Preferred Name
Justin Carpenter
Creative Commons License
This work is licensed under a Creative Commons Attribution-NonCommercial-No Derivative Works 4.0 International License.
ORCID
https://orcid.org/0009-0000-3775-5624
Date of Graduation
5-9-2024
Semester of Graduation
Spring
Degree Name
Master of Science (MS)
Department
Department of Computer Science
Second Advisor
Michael Lam
Third Advisor
Brett Tjaden
Abstract
Binary stylometry aims to find the features in a binary computer program and use them to identify the developers of the corresponding source code. Despite the noises in the code compilation process from the compiler, assembler, linker, and library functions, two existing studies based on machine learning for binary stylometry have reported high success rates (Alrabaee, Shirani, Wang, Debbabi, and Hanna 2018; Caliskan, Yamaguchi, Dauber, Harang, Rieck, Greenstadt, and Narayanan 2018).

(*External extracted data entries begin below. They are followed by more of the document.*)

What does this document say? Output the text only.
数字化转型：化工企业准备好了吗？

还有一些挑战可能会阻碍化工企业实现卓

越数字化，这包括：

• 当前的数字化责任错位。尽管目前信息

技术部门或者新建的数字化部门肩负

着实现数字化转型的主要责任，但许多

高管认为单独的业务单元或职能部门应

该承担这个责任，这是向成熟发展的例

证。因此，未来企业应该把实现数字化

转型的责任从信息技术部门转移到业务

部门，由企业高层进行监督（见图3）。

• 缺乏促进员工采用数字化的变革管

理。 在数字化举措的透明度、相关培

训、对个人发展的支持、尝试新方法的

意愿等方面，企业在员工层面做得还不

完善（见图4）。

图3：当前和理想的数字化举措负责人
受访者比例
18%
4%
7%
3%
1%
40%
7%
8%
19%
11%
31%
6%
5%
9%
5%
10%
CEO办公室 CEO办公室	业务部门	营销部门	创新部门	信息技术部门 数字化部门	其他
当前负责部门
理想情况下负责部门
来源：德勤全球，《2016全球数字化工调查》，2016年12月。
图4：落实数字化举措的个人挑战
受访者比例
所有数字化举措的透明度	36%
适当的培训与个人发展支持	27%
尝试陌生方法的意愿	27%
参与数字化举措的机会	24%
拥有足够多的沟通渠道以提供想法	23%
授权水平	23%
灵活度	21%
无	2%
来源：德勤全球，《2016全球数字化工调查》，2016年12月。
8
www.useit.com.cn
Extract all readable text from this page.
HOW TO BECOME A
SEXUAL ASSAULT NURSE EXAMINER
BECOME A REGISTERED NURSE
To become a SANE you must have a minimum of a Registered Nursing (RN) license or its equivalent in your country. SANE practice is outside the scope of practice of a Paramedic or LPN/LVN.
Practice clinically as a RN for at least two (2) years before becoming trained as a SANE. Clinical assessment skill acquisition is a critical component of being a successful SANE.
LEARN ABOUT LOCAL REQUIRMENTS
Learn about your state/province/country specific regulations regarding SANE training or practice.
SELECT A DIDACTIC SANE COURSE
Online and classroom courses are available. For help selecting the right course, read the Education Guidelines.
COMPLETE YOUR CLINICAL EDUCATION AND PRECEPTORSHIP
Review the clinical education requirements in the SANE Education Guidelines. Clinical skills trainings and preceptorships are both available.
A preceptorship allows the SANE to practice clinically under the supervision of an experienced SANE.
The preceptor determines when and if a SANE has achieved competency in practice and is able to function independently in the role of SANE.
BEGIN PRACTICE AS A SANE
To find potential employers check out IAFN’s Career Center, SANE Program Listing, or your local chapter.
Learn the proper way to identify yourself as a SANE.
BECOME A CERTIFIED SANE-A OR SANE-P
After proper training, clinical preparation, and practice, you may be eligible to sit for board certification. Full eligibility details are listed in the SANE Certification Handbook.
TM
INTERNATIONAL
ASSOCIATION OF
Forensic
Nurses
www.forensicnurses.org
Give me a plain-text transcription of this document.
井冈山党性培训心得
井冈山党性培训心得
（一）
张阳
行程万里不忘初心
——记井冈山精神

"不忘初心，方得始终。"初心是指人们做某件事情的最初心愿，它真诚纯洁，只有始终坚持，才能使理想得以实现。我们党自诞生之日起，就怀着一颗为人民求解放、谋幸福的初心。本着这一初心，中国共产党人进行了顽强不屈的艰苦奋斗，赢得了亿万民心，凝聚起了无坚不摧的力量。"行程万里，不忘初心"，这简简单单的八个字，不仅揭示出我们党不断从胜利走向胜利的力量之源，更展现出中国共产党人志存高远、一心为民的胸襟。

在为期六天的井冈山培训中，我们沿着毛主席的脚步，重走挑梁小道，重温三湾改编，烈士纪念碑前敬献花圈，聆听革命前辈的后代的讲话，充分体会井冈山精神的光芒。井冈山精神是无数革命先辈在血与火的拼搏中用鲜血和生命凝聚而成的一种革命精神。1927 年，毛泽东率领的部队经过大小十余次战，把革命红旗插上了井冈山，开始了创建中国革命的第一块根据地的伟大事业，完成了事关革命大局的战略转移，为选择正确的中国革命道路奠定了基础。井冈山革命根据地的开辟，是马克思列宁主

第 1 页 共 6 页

In this thesis, we first observe that both existing studies are based on a largely benign security model and assume that the binaries used in testing and prediction are generated in the same way as the training data. As a result, such binary stylometry studies would not work on binary mutants that are generated directly through binary instrumentation from an existing binary and resemble the original. Tracing such a mutant through existing binary stylometry studies will lead to the original binary program developer(s), thus defeating the very purpose of binary attribution in many applications. Next, we examine existing general-purpose static binary instrumentation techniques to transform existing binary programs into new meaningful mutants against binary stylometry. We find they are less ideal in the binary stylometry setting. To demonstrate the practicality of binary instrumentation attacks in binary stylometry, we then instrument, with minimal changes, the security-intensive 2013 NSA codebreaker challenge program to strengthen its security design. This successful effort gives us high confidence in the practicality of the attack.